Sway: create and share interactive multimedia reports, presentations, or stories

Teams: a customizable chat-based team workspace which allows for the integration of the other Microsoft apps

Word: create documents from templates or customized

Yammer: connect people across teams and organize around projects (almost like Facebook for a workspace)

Echo 360

McMaster instructors have access to Echo360, an active learning platform that allows for lecture capturing from a laptop or in-classroom from installed Echo360 cameras, student response features (similar to iClicker), a multimedia discussion boards, student note taking with direct links to presentation slides or videos, the flagging of confusing content, bookmarking of content, an easy-to-use video recording tool, live streaming from Echo360 equipped classrooms, searchable transcriptions with all video, etc. through Campus Classroom Technologies (CCT).  This platform is fully integrated into Avenue to Learn and at no cost to faculty or students. CCT provides access and support for this platform. MacPherson can provide additional guidance on how to use of Echo360 to promote student engagement in face-to-face, blended and online courses, or connect you with instructors using it.

PressBooks

Courtesy of the Ontario government, all Ontario post-secondary institutions have free access to the education version of PressBooks, an online book and document publishing platform. PressBooks can be used to create books, guides and other materials that are accessible across all platforms and devices. Pressbooks EDU has built-in features such as H5P, to create interactive components, hypothes.is for collaborate note-taking and annotation academic themes and improved scientific notation. To create your own free PressBooks account or to find openly-licensed material created through PressBooks visit the eCampusOntario Open Library Publishing Platform.

Third-Party Tools

If you’re looking for support around use of a tool that is not institutionally-supported, we can provide advice, but perhaps not necessarily endorsement.

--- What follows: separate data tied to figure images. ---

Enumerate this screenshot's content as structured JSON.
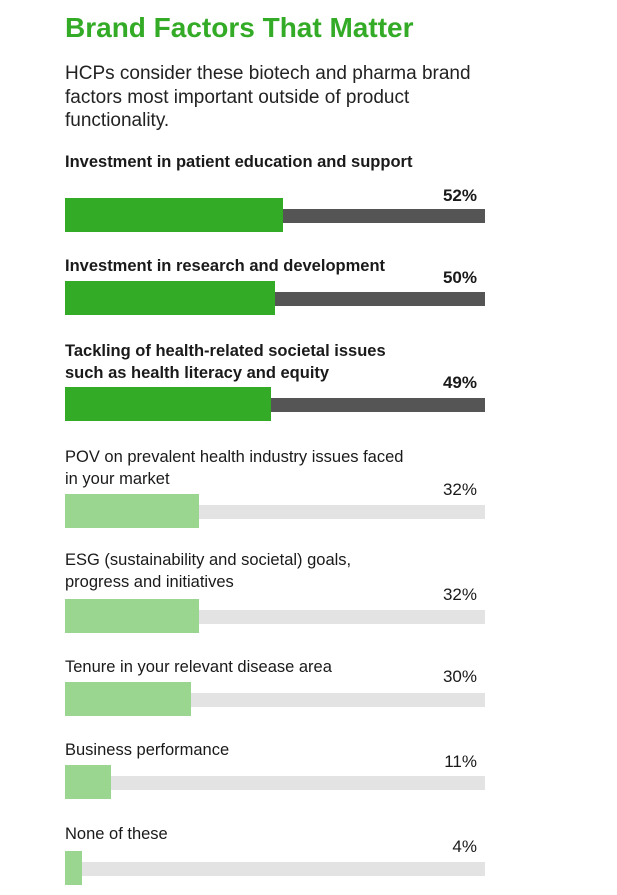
{
  "chart_data": {
    "type": "bar",
    "orientation": "horizontal",
    "title": "Brand Factors That Matter",
    "subtitle": "HCPs consider these biotech and pharma brand factors most important outside of product functionality.",
    "xlim": [
      0,
      100
    ],
    "categories": [
      "Investment in patient education and support",
      "Investment in research and development",
      "Tackling of health-related societal issues such as health literacy and equity",
      "POV on prevalent health industry issues faced in your market",
      "ESG (sustainability and societal) goals, progress and initiatives",
      "Tenure in your relevant disease area",
      "Business performance",
      "None of these"
    ],
    "values": [
      52,
      50,
      49,
      32,
      32,
      30,
      11,
      4
    ],
    "value_labels": [
      "52%",
      "50%",
      "49%",
      "32%",
      "32%",
      "30%",
      "11%",
      "4%"
    ],
    "highlighted_top": 3,
    "colors": {
      "highlight": "#34ab26",
      "highlight_track": "#555555",
      "normal": "#9bd691",
      "normal_track": "#e3e3e3",
      "title": "#34ab26"
    }
  }
}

Here are a couple of resources that you might find helpful when considering your educational technology tool options:

  • Rubric for eLearning Tool Evaluation – developed by Gavan Watson and Lauren Anstey (Western University), this rubric can be used to evaluate functional, technical and social considerations for use of online tools and platforms.
  • Jane Hart’s Top Tools for Learning – a curated and researched repository of educational technology tools from the Centre for Learning and Performance Technologies.